Finados

A morte é um tema que sempre me deixou extasiado. Histórias sobre essa famigerada eram minhas preferidas na infância. Uma delas me tocava profundamente: a existência de um povo por aí que chorava quando alguém nascia e promovia a maior festança quando alguém morria. Era o trágico subordinado a alegria.Não chego a ter esse comportamento, necessariamente. A comparar com as pessoas que me rodeiam, contudo, sinto-me meio que deslocado. A morte não me amedronta; só quando ela rodeia meus amigos, parentes e conhecidos que me descabelo.
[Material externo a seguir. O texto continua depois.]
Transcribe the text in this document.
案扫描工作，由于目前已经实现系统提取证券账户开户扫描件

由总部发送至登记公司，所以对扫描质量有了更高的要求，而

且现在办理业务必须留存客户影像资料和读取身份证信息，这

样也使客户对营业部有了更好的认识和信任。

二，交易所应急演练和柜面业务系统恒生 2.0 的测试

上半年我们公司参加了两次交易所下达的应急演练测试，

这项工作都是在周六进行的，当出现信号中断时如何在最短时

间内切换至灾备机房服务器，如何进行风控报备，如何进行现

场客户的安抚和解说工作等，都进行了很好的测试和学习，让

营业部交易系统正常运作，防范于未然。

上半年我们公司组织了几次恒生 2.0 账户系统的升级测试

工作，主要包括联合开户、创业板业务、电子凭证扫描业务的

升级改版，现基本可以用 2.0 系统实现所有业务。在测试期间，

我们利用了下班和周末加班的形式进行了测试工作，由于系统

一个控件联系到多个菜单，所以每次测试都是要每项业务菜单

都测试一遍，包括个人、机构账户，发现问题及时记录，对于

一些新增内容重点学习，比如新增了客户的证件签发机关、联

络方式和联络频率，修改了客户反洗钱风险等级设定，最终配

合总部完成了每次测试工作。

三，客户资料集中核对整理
Talvez seja isso um exemplo perfeito para ilustrar a teoria de Morin sobre a morte. Quanto mais forte a individualidade do outro esteja presente sobre a nossa, maior a violência da perda. Por isso ninguém se esquenta com a morte de um vizinho pé-rapado qualquer e se comove profundamente com o obituário de alguma estrela. Assim, a morte é muito mais um evento social do que um mero fato biológico.

Para Lewis Mumford, renomado historiador estadunidense, foi esse evento social um dos principais influenciadores na sedentarização do homem. Os nômades sempre retornavam aos locais onde haviam parentes enterrados. Esses lugares, apropriadamente denominados de necrópoles, deram origem às primeiras gerações de cidades. Curiosamente, as cidades dos mortos deram origem as cidades dos vivos.

Partindo do vivido, e não do concebido, o geógrafo paulista Eduardo Rezende estudou os múltiplos usos do cemitério. O objeto de pesquisa foi o cemitério de Vila Formosa. O autor é um exímio conhecedor dessas áreas. Mais de 400 receberam sua visita. Em Metrópole da morte, Necrópole da vida, Rezende mostra que existe sim vida nos cemitérios. Nem que seja para empinar pipas e soltar balões.

E assim, a alegria subverte a tragédia da morte, do fim, mais uma vez.